Introducing Victory Lab, a new Slate column. During the 2012 race, Sasha Issenberg will explore the secret science driving political campaigns, and the tactics—rather than the strategies—that will determine who wins.
Mitt Romney has decided to go all-in to win Iowa, based on the assumption that even after five years of campaigning in the state there is still room for his support to grow. Romney will have to add as many as 8,000 voters to the number he won in 2008—enlisting those who backed other candidates last time, have remained undecided this year, or are altogether new to caucusing. Polls have shown Romney’s support in Iowa to be amazingly steady since his second-place finish to Mike Huckabee—even as his opponents have changed and he has recalibrated his pitch to run now as a CEO candidate uninterested in picking fights about cultural issues—and the campaign’s private research suggests the demographic profile of a Romney backer has remained constant over those four years as well. Romney’s new Des Moines campaign office knows the names of many of the 29,949 Iowans who voted for him last time. The challenge now is to sort through the other 100,000 or so people who are likely to caucus, many of whom polls show remain up for grabs, and figure out which ones they can win over.
The first hurdle for any political targeter is deciding who to leave out of such an effort. Talking to the wrong people costs money—Romney spent $10 million to be runner-up in Iowa last time—and it risks motivating an opponent’s lukewarm supporters to take the race more seriously. But Romney is not just any candidate. He is already well-known among Republican primary voters and has one characteristic that might prevent many voters from ever being open to considering him. Can Romney’s team distinguish which Iowans have withheld their support because they’re not sure he’s the best candidate from those who refuse to vote for him because he’s a Mormon?
Many of Romney’s advisers suspect that, in his last campaign, they underestimated the trouble the candidate’s faith would cause him in Iowa. Research showed that there were widespread doubts about Mormonism, but Romney’s team believed that if they introduced him as a good, moral family man who had thrived in mainstream American institutions—Harvard, the corporate suite, the Olympics, the political culture of a blue state far from Temple Square—many of the doubters would come around to accepting him, regardless of theological differences. (This idea was in a way inspired by traditional inter-group theory: that to know someone is to like, or at least accept, their group. Only half of Americans say they personally know a Mormon.) After losses in Iowa and South Carolina, the Romney team began to see voters’ attitudes not as a temporary block but the manifestation of a firm, unyielding bigotry. “There are some people for who it will not be settled,” Romney told me last spring. “A lot of people have differing views.”

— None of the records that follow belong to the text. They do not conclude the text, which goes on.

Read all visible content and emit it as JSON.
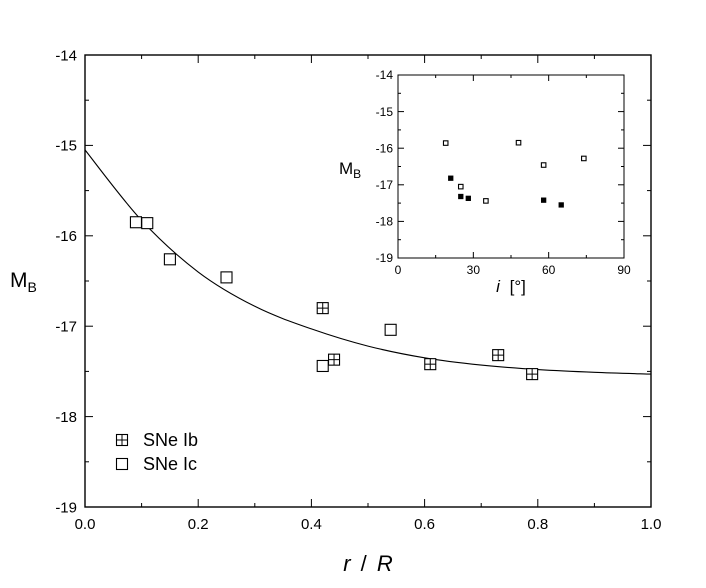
{
  "chart_data": [
    {
      "type": "scatter",
      "xlabel_parts": [
        "r",
        "/",
        "R"
      ],
      "ylabel": "M",
      "ylabel_sub": "B",
      "xlim": [
        0.0,
        1.0
      ],
      "ylim": [
        -19,
        -14
      ],
      "y_inverted": true,
      "xticks": [
        0.0,
        0.2,
        0.4,
        0.6,
        0.8,
        1.0
      ],
      "xtick_labels": [
        "0.0",
        "0.2",
        "0.4",
        "0.6",
        "0.8",
        "1.0"
      ],
      "yticks": [
        -14,
        -15,
        -16,
        -17,
        -18,
        -19
      ],
      "ytick_labels": [
        "-14",
        "-15",
        "-16",
        "-17",
        "-18",
        "-19"
      ],
      "legend_position": "bottom-left",
      "series": [
        {
          "name": "SNe Ib",
          "marker": "square-plus",
          "points": [
            {
              "x": 0.42,
              "y": -16.8
            },
            {
              "x": 0.44,
              "y": -17.37
            },
            {
              "x": 0.61,
              "y": -17.42
            },
            {
              "x": 0.73,
              "y": -17.32
            },
            {
              "x": 0.79,
              "y": -17.53
            }
          ]
        },
        {
          "name": "SNe Ic",
          "marker": "open-square",
          "points": [
            {
              "x": 0.09,
              "y": -15.85
            },
            {
              "x": 0.11,
              "y": -15.86
            },
            {
              "x": 0.15,
              "y": -16.26
            },
            {
              "x": 0.25,
              "y": -16.46
            },
            {
              "x": 0.42,
              "y": -17.44
            },
            {
              "x": 0.54,
              "y": -17.04
            }
          ]
        }
      ],
      "fit_curve": [
        {
          "x": 0.0,
          "y": -15.05
        },
        {
          "x": 0.1,
          "y": -15.83
        },
        {
          "x": 0.2,
          "y": -16.4
        },
        {
          "x": 0.3,
          "y": -16.78
        },
        {
          "x": 0.4,
          "y": -17.03
        },
        {
          "x": 0.5,
          "y": -17.22
        },
        {
          "x": 0.6,
          "y": -17.35
        },
        {
          "x": 0.7,
          "y": -17.43
        },
        {
          "x": 0.8,
          "y": -17.48
        },
        {
          "x": 0.9,
          "y": -17.51
        },
        {
          "x": 1.0,
          "y": -17.53
        }
      ]
    },
    {
      "type": "scatter",
      "xlabel_parts": [
        "i",
        "[°]"
      ],
      "ylabel": "M",
      "ylabel_sub": "B",
      "xlim": [
        0,
        90
      ],
      "ylim": [
        -19,
        -14
      ],
      "y_inverted": true,
      "xticks": [
        0,
        30,
        60,
        90
      ],
      "xtick_labels": [
        "0",
        "30",
        "60",
        "90"
      ],
      "yticks": [
        -14,
        -15,
        -16,
        -17,
        -18,
        -19
      ],
      "ytick_labels": [
        "-14",
        "-15",
        "-16",
        "-17",
        "-18",
        "-19"
      ],
      "series": [
        {
          "marker": "filled-square",
          "points": [
            {
              "x": 21,
              "y": -16.82
            },
            {
              "x": 25,
              "y": -17.32
            },
            {
              "x": 28,
              "y": -17.37
            },
            {
              "x": 58,
              "y": -17.42
            },
            {
              "x": 65,
              "y": -17.55
            }
          ]
        },
        {
          "marker": "open-square",
          "points": [
            {
              "x": 19,
              "y": -15.86
            },
            {
              "x": 25,
              "y": -17.05
            },
            {
              "x": 35,
              "y": -17.44
            },
            {
              "x": 48,
              "y": -15.85
            },
            {
              "x": 58,
              "y": -16.46
            },
            {
              "x": 74,
              "y": -16.28
            }
          ]
        }
      ]
    }
  ]
}
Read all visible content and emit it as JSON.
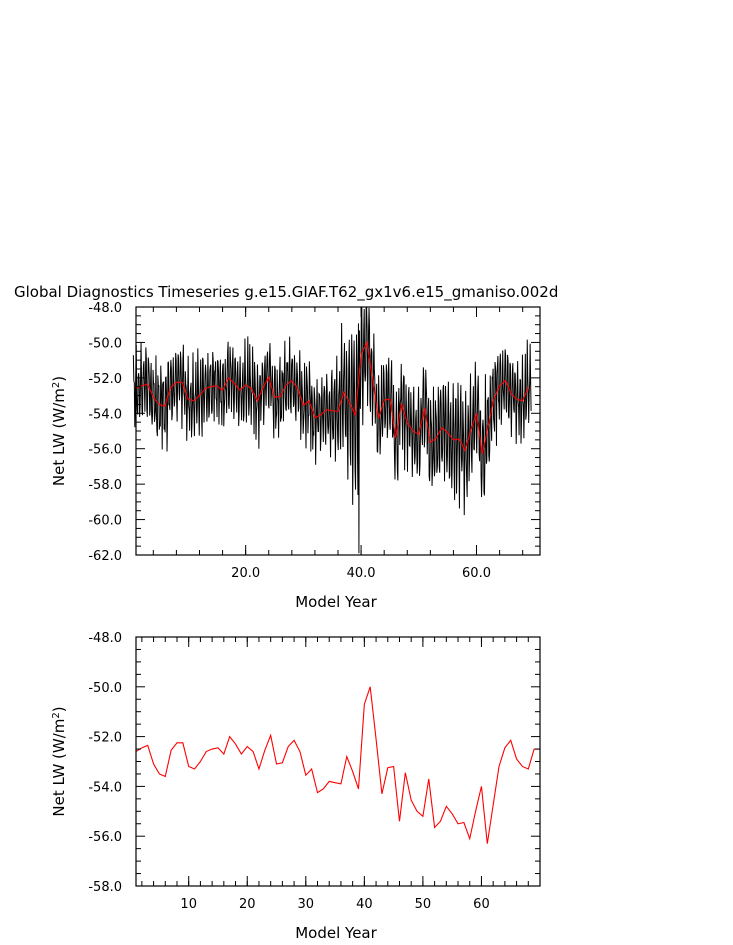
{
  "title": "Global Diagnostics Timeseries g.e15.GIAF.T62_gx1v6.e15_gmaniso.002d",
  "colors": {
    "monthly": "#000000",
    "annual": "#ff0000",
    "axes": "#000000"
  },
  "chart_data": [
    {
      "type": "line",
      "panel": "top",
      "ylabel_main": "Net LW (W/m",
      "ylabel_sup": "2",
      "ylabel_end": ")",
      "xlabel": "Model Year",
      "xlim": [
        1,
        71
      ],
      "ylim": [
        -62.0,
        -48.0
      ],
      "xticks": [
        20.0,
        40.0,
        60.0
      ],
      "xtick_labels": [
        "20.0",
        "40.0",
        "60.0"
      ],
      "yticks": [
        -62.0,
        -60.0,
        -58.0,
        -56.0,
        -54.0,
        -52.0,
        -50.0,
        -48.0
      ],
      "ytick_labels": [
        "-62.0",
        "-60.0",
        "-58.0",
        "-56.0",
        "-54.0",
        "-52.0",
        "-50.0",
        "-48.0"
      ],
      "series": [
        {
          "name": "monthly",
          "color": "#000000",
          "description_x_per_year": 12,
          "annual_cycle_amplitude": [
            1.7,
            1.8,
            1.9,
            1.6,
            1.8,
            1.9,
            1.7,
            1.8,
            1.9,
            1.7,
            1.8,
            2.0,
            1.7,
            1.8,
            1.6,
            1.7,
            1.9,
            1.8,
            1.7,
            2.0,
            1.8,
            1.9,
            1.7,
            1.8,
            1.9,
            1.8,
            1.7,
            1.8,
            1.6,
            1.8,
            1.9,
            1.8,
            1.7,
            1.8,
            2.2,
            2.4,
            2.9,
            3.8,
            4.5,
            3.5,
            3.0,
            2.2,
            2.1,
            2.0,
            2.1,
            2.3,
            1.9,
            2.0,
            2.2,
            2.4,
            2.3,
            2.5,
            2.4,
            2.6,
            2.7,
            2.9,
            3.0,
            2.8,
            2.5,
            2.4,
            2.6,
            2.4,
            2.1,
            1.9,
            1.8,
            1.9,
            1.8,
            1.9,
            1.9
          ]
        },
        {
          "name": "annual-mean",
          "color": "#ff0000",
          "x": [
            1,
            2,
            3,
            4,
            5,
            6,
            7,
            8,
            9,
            10,
            11,
            12,
            13,
            14,
            15,
            16,
            17,
            18,
            19,
            20,
            21,
            22,
            23,
            24,
            25,
            26,
            27,
            28,
            29,
            30,
            31,
            32,
            33,
            34,
            35,
            36,
            37,
            38,
            39,
            40,
            41,
            42,
            43,
            44,
            45,
            46,
            47,
            48,
            49,
            50,
            51,
            52,
            53,
            54,
            55,
            56,
            57,
            58,
            59,
            60,
            61,
            62,
            63,
            64,
            65,
            66,
            67,
            68,
            69
          ],
          "values": [
            -52.6,
            -52.45,
            -52.35,
            -53.1,
            -53.5,
            -53.6,
            -52.55,
            -52.25,
            -52.25,
            -53.2,
            -53.3,
            -53.0,
            -52.6,
            -52.5,
            -52.45,
            -52.7,
            -52.0,
            -52.3,
            -52.7,
            -52.4,
            -52.6,
            -53.3,
            -52.55,
            -51.95,
            -53.1,
            -53.05,
            -52.4,
            -52.15,
            -52.6,
            -53.55,
            -53.3,
            -54.25,
            -54.1,
            -53.8,
            -53.85,
            -53.9,
            -52.8,
            -53.4,
            -54.1,
            -50.7,
            -50.0,
            -52.1,
            -54.3,
            -53.25,
            -53.2,
            -55.4,
            -53.45,
            -54.55,
            -55.0,
            -55.2,
            -53.7,
            -55.65,
            -55.4,
            -54.8,
            -55.1,
            -55.5,
            -55.45,
            -56.1,
            -55.0,
            -54.0,
            -56.3,
            -54.75,
            -53.2,
            -52.45,
            -52.15,
            -52.9,
            -53.2,
            -53.3,
            -52.5
          ]
        }
      ]
    },
    {
      "type": "line",
      "panel": "bottom",
      "ylabel_main": "Net LW (W/m",
      "ylabel_sup": "2",
      "ylabel_end": ")",
      "xlabel": "Model Year",
      "xlim": [
        1,
        70
      ],
      "ylim": [
        -58.0,
        -48.0
      ],
      "xticks": [
        10,
        20,
        30,
        40,
        50,
        60
      ],
      "xtick_labels": [
        "10",
        "20",
        "30",
        "40",
        "50",
        "60"
      ],
      "yticks": [
        -58.0,
        -56.0,
        -54.0,
        -52.0,
        -50.0,
        -48.0
      ],
      "ytick_labels": [
        "-58.0",
        "-56.0",
        "-54.0",
        "-52.0",
        "-50.0",
        "-48.0"
      ],
      "series": [
        {
          "name": "annual-mean",
          "color": "#ff0000",
          "x": [
            1,
            2,
            3,
            4,
            5,
            6,
            7,
            8,
            9,
            10,
            11,
            12,
            13,
            14,
            15,
            16,
            17,
            18,
            19,
            20,
            21,
            22,
            23,
            24,
            25,
            26,
            27,
            28,
            29,
            30,
            31,
            32,
            33,
            34,
            35,
            36,
            37,
            38,
            39,
            40,
            41,
            42,
            43,
            44,
            45,
            46,
            47,
            48,
            49,
            50,
            51,
            52,
            53,
            54,
            55,
            56,
            57,
            58,
            59,
            60,
            61,
            62,
            63,
            64,
            65,
            66,
            67,
            68,
            69,
            70
          ],
          "values": [
            -52.6,
            -52.45,
            -52.35,
            -53.1,
            -53.5,
            -53.6,
            -52.55,
            -52.25,
            -52.25,
            -53.2,
            -53.3,
            -53.0,
            -52.6,
            -52.5,
            -52.45,
            -52.7,
            -52.0,
            -52.3,
            -52.7,
            -52.4,
            -52.6,
            -53.3,
            -52.55,
            -51.95,
            -53.1,
            -53.05,
            -52.4,
            -52.15,
            -52.6,
            -53.55,
            -53.3,
            -54.25,
            -54.1,
            -53.8,
            -53.85,
            -53.9,
            -52.8,
            -53.4,
            -54.1,
            -50.7,
            -50.0,
            -52.1,
            -54.3,
            -53.25,
            -53.2,
            -55.4,
            -53.45,
            -54.55,
            -55.0,
            -55.2,
            -53.7,
            -55.65,
            -55.4,
            -54.8,
            -55.1,
            -55.5,
            -55.45,
            -56.1,
            -55.0,
            -54.0,
            -56.3,
            -54.75,
            -53.2,
            -52.45,
            -52.15,
            -52.9,
            -53.2,
            -53.3,
            -52.5,
            -52.5
          ]
        }
      ]
    }
  ]
}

That sounded at the time like the resignation of a man unable to peer within other men’s souls, but these days, Romney seems to talk about the challenge presented by his faith in less mystical terms. When asked last week by Fox News’ Bret Baier about anti-Mormon attitudes, Romney conceded they would “have some impact in a narrow group of individuals”—and the choice of words was telling. By fusing unconventional polling approaches increasingly popular among political scientists and predictive-modeling techniques used within campaigns, Romney should be able to pinpoint anti-Mormon voters—and remove them one by one from his list of Iowa targets. What’s more, he can do this without ever talking to these voters directly.
Voters seem perfectly comfortable telling pollsters they don’t support Mitt Romney. In fact, three-quarters of them do so in nearly every poll. They’re also more comfortable admitting a bias against Mormon candidates than toward a candidate from another other demographic minority. When asked directly this year by Gallup, 22 percent of voters said no to the question “If your party nominated a generally well-qualified person for president who happened to be Mormon, would you vote for that person?” Even as the shares of voters unwilling to back a black, Jew, Catholic, or woman have shrunk over the years, the anti-Mormon figure has remained effectively unchanged since the question was first asked in 1967, when Romney’s father, George, announced a presidential campaign.